Notifying the Public
Class I recalls almost always warrant a press release to the media. Many other recalls are not announced in the media but instead are posted on the FDA’s weekly Enforcement Report (www.fda.gov/opacom/Enforce.html). “The manufacturer’s first responsibility is to notify the users of the product, and the primary way to do that is through a recall letter, which is often sent by express mail,” Richter says. “The company is required to conduct an effectiveness check related to this dissemination of information to prove to the FDA that they were received by the proper parties. The FDA will even send out field investigators to hospitals, homes, and wholesalers to verify that they received the letters and took the steps spelled out in the recall instructions.”
To ensure that the device continues to remain safe and effective following a Class I recall, the FDA sends investigators to the manufacturer to make sure the entire process is error free. With Class II or Class III recalls, the investigators generally follow up during the next regularly scheduled inspection appointment.
Although the FDA has made great strides in ensuring that medical devices are safe and effective, a nagging concern among biomeds is that the FDA does not enforce the 21CFR regulation requiring manufacturers to provide a minimum of two complete and unabridged sets of operator manuals and one complete set of service manuals at no cost to hospitals. These manuals should be identical to the information supplied to manufacturers’ service representatives and should contain the diagnostic codes, commands, and passwords used in the maintenance, repair, and calibration of the equipment.

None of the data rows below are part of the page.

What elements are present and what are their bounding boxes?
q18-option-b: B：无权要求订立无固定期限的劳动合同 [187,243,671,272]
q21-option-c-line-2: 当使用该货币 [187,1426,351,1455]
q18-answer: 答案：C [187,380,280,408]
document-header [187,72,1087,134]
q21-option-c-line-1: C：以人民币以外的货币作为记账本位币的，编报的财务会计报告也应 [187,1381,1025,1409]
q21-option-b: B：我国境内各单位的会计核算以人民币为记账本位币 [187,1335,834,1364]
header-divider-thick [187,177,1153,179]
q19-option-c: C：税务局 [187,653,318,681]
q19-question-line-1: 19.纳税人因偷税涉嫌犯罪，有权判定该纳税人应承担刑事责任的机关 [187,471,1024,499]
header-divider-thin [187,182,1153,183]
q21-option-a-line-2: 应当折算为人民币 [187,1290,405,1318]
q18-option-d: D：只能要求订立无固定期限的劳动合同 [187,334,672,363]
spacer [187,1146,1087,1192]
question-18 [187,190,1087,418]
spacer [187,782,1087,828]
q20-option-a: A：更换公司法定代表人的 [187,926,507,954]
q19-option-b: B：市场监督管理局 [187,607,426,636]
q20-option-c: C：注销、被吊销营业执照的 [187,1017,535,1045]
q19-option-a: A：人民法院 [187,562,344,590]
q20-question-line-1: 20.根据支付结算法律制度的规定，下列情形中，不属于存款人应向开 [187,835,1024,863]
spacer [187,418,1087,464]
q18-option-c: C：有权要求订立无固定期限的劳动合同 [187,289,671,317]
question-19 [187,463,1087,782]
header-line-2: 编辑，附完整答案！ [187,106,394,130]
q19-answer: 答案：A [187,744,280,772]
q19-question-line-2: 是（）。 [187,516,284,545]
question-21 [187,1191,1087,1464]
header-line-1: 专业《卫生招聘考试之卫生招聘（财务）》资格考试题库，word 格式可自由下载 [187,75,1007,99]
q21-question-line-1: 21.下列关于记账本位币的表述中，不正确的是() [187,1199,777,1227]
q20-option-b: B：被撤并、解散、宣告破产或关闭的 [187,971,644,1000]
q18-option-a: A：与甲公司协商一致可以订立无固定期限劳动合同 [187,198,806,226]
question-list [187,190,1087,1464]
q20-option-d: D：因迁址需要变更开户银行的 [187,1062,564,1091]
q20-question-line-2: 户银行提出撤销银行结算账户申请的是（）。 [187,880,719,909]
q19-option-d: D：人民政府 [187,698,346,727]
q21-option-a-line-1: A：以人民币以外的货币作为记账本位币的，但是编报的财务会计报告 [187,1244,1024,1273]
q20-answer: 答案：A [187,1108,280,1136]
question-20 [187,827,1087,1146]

“Many manufacturers will say they don’t provide this type of information, while others say they will make it available for a fee of $8,000 or more per year, per machine,” says Patrick Lynch, CBET, CCE, MBA, biomedical support specialist, Global Medical Imaging, Charlotte, NC, and former director of biomedical engineering for Northside Hospital in Atlanta.
Harrington concurs, saying, “Some vendors provide support, but there are many that won’t unless you commit to sending an employee to an expensive service class operated by the manufacturer.”
Several years ago, Lynch and a team of biomeds and other hospital employees visited the FDA to discuss the need for enforcement of this regulation. Lynch notes that nothing has changed since that meeting. This has become a politically charged issue because many large medical device manufacturers lobby and push for policies that will protect their service dollars from being eroded by hospitals and other third-party service organizations.
Another problem is that it is very difficult to establish that unsafe medical care is being provided because the service manuals are unavailable. Biomeds do not want to say they are providing unsafe care, and because biomeds working for hospitals and independent service organizations do not get named in litigation cases, there is no documented proof that there is a decrease in patient care or safety due to the lack of these resources.
On the other hand, the FDA states that with its limited resources, it is forced to focus on regulatory efforts involving the greatest risks. “The agency must determine the best way to utilize our investigators and regulatory personnel in the office of compliance, so it’s not possible to address every regulatory and enforcement issue,” Richter says. “But at the same time, we do monitor and assess complaints from hospitals related to manufacturers’ products and services.”